1学习并掌握水样采集的方法、规则及注意事项;

2了解检查水中细菌总数和总大肠菌群的测定方法及检测意义;

3学习对所检测的水样作综合分析。

二、实验原理

1.水体的微生物污染问题日趋严重:

在各种水体,特别是污染水体中存在有大量有机物质,适于各种微生物的生长;

水中的微生物污染来源:土壤,以及人类、动物的排泄物污染;

水体中少数致病微生物(主要来自人或动物的粪便污染)可导致某些肠道传染病传播。

2.水微生物检测可用于评价水质情况,预报水质的污染趋势,以保证水质的卫生安全。

在实际工作中,对水质卫生质量的评价和控制,是无法对水体中各种可能存在的致病性微生物一一进行检测。一般选择有代表性的一种或一类微生物作为指示菌,通过对指示菌的检测,来了解水体是否受到过的微生物污染,是否有肠道病原微生物存在的可能。

3.水微生物的监测指标:

⑴菌落总数

①是指1ml水样在营养琼脂培养基中,于37℃经24h培养后,所生长的细菌菌落的总数。

②检测意义:作为一般性污染的指标,即评价被检样品的微生物污染程度和安全性。水样菌落总数越多,说明水被微生物污染程度越严重,病原微生物存在的可能性越大,但不能说明污染的来源。

⑵总大肠菌群

①是指一群需氧及兼性厌氧的,37℃生长时能使乳糖发酵,在24h内产酸产气的革兰氏阴性无芽胞杆菌。

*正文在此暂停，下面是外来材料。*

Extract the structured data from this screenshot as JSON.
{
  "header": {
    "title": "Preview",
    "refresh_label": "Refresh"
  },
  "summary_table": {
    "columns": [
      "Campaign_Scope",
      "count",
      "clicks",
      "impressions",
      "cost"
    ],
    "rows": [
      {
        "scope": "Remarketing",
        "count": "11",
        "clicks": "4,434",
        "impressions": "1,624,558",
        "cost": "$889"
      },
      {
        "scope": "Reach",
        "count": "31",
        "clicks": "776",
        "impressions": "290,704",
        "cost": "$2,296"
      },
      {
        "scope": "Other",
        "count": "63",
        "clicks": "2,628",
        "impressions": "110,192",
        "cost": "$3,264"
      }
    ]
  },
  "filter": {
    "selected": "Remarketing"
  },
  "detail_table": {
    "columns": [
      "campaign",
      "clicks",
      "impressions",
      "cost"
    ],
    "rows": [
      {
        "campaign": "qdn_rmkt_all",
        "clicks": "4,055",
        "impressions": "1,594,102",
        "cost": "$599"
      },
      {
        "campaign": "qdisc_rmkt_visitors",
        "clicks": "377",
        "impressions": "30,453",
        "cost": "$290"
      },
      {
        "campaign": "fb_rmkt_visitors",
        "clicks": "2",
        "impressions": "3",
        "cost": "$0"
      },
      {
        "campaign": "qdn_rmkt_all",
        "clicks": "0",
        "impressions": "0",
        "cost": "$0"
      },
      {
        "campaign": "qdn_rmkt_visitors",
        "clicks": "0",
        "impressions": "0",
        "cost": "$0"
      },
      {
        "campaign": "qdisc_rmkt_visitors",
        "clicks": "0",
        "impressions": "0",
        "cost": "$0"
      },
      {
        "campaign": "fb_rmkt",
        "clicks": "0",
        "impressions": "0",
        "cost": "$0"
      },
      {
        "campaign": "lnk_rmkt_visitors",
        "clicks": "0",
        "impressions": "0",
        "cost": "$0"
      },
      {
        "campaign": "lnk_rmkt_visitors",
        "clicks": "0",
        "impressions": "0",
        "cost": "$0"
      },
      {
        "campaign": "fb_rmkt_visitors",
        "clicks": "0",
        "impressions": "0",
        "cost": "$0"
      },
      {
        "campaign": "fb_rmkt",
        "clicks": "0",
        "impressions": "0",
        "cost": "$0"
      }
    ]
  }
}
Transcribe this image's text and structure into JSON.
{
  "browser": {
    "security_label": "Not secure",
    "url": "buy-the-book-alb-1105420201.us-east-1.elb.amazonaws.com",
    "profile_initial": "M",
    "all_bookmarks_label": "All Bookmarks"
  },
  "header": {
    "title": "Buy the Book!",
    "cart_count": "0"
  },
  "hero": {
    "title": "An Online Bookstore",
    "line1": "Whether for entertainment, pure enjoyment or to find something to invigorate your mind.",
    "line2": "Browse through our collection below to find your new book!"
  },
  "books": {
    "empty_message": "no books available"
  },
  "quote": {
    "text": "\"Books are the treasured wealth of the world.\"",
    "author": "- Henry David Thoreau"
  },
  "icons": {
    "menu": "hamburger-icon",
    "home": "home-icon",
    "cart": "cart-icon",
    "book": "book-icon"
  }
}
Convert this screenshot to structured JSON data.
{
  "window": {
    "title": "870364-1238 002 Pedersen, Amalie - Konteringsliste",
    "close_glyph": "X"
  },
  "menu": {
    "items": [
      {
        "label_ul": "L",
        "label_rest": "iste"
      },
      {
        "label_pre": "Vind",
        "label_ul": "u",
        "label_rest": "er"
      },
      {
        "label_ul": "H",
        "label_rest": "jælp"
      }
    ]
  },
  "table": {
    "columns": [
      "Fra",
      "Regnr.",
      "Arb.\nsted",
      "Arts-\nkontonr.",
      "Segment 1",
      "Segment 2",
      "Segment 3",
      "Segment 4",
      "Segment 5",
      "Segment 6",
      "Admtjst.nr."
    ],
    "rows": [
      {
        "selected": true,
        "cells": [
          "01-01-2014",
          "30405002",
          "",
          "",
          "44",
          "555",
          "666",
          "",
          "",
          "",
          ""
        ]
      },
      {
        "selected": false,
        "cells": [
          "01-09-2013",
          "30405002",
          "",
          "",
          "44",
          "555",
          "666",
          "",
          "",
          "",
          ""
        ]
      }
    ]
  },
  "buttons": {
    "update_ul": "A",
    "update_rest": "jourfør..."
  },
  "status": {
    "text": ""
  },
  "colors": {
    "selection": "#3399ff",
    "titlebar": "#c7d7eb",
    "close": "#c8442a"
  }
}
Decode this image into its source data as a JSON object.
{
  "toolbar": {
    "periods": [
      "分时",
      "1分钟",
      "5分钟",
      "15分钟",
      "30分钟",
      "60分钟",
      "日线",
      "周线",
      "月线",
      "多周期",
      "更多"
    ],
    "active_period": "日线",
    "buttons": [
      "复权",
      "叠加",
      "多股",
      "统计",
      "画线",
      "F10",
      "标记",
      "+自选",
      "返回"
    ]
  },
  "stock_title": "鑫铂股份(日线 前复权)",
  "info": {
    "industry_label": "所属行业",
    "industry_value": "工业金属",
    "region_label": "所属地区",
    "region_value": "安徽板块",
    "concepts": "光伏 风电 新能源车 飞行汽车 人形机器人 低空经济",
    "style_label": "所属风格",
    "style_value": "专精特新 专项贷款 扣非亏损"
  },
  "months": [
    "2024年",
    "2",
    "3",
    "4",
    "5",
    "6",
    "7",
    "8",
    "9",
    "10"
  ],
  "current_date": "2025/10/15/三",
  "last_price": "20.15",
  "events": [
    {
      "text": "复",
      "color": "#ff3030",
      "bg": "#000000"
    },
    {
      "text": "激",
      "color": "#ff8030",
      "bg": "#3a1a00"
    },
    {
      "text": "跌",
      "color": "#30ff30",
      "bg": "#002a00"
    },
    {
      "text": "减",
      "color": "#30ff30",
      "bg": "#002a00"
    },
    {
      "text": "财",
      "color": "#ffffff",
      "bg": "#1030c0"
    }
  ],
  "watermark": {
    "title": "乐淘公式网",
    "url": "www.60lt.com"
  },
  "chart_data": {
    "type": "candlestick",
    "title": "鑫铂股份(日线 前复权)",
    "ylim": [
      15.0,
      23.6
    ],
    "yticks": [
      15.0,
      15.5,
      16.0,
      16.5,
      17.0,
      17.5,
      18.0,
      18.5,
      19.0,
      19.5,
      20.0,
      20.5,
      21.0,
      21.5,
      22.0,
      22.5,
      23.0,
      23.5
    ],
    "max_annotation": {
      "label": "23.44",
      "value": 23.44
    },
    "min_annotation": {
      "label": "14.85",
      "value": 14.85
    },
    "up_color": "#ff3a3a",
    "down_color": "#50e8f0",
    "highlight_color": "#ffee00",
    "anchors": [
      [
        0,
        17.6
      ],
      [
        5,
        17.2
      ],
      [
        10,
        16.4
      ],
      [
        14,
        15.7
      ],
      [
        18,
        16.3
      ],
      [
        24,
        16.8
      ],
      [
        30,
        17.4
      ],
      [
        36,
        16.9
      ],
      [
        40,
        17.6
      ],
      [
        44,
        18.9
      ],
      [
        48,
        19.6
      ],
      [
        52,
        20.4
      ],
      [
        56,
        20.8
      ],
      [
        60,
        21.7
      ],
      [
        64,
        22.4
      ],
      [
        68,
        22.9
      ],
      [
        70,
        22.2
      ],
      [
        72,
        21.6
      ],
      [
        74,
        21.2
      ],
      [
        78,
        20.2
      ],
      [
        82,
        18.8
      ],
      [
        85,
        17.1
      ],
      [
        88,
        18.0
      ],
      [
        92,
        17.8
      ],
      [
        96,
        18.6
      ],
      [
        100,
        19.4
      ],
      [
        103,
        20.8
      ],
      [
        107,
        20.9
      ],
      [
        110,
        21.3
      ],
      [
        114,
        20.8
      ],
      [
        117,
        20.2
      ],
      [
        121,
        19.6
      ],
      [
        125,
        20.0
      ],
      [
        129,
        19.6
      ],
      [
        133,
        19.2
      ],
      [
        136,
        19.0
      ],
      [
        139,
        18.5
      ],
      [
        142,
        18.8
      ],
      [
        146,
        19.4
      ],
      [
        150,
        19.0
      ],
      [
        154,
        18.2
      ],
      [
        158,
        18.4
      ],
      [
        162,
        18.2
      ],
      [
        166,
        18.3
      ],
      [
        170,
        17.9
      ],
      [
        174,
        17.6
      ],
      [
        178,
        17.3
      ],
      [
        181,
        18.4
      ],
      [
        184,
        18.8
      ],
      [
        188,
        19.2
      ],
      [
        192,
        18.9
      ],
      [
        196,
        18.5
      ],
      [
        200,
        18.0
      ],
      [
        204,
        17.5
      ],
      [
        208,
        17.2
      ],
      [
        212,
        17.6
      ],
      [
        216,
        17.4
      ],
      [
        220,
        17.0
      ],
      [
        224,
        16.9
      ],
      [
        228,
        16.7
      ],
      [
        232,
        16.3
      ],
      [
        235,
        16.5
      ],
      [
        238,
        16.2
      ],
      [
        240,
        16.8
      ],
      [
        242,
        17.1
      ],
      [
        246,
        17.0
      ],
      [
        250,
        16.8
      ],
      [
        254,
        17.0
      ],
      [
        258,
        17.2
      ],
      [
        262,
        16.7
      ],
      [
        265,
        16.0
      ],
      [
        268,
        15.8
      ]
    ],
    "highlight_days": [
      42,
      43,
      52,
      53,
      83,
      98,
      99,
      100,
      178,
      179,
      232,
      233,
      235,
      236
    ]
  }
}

②检测意义:作为粪便污染的指标。水样总大肠菌群数的含量,表明水被粪便污染的程度,而且间接地表明有肠道致病菌存在的可能。

4.多管发酵法测定总大肠杆菌群

⑴初发酵试验:采用乳糖蛋白胨培养液37℃培养24h,观察产酸产气情况,产酸产气说明水中存在大肠菌群,为阳性结果。但是,有个别其他类型细菌在此条件下可能产气,而不属于大肠菌群;产酸不产气的发酵管,也不一定是非大肠菌群,因其量少,可能延迟48 h后产气,这两种视为可疑结果,需进行下面的实验,才能确定是否是大肠菌群。

⑵平板分离:对阳性管培养物及假阳性管培养物,接种于伊红美蓝培养基,观察菌落特征,将符合大肠菌群菌落特征的菌落并进行革兰氏染色和镜检,只有染色为革兰式阴性、无芽孢杆菌的菌落才是大肠菌群菌落。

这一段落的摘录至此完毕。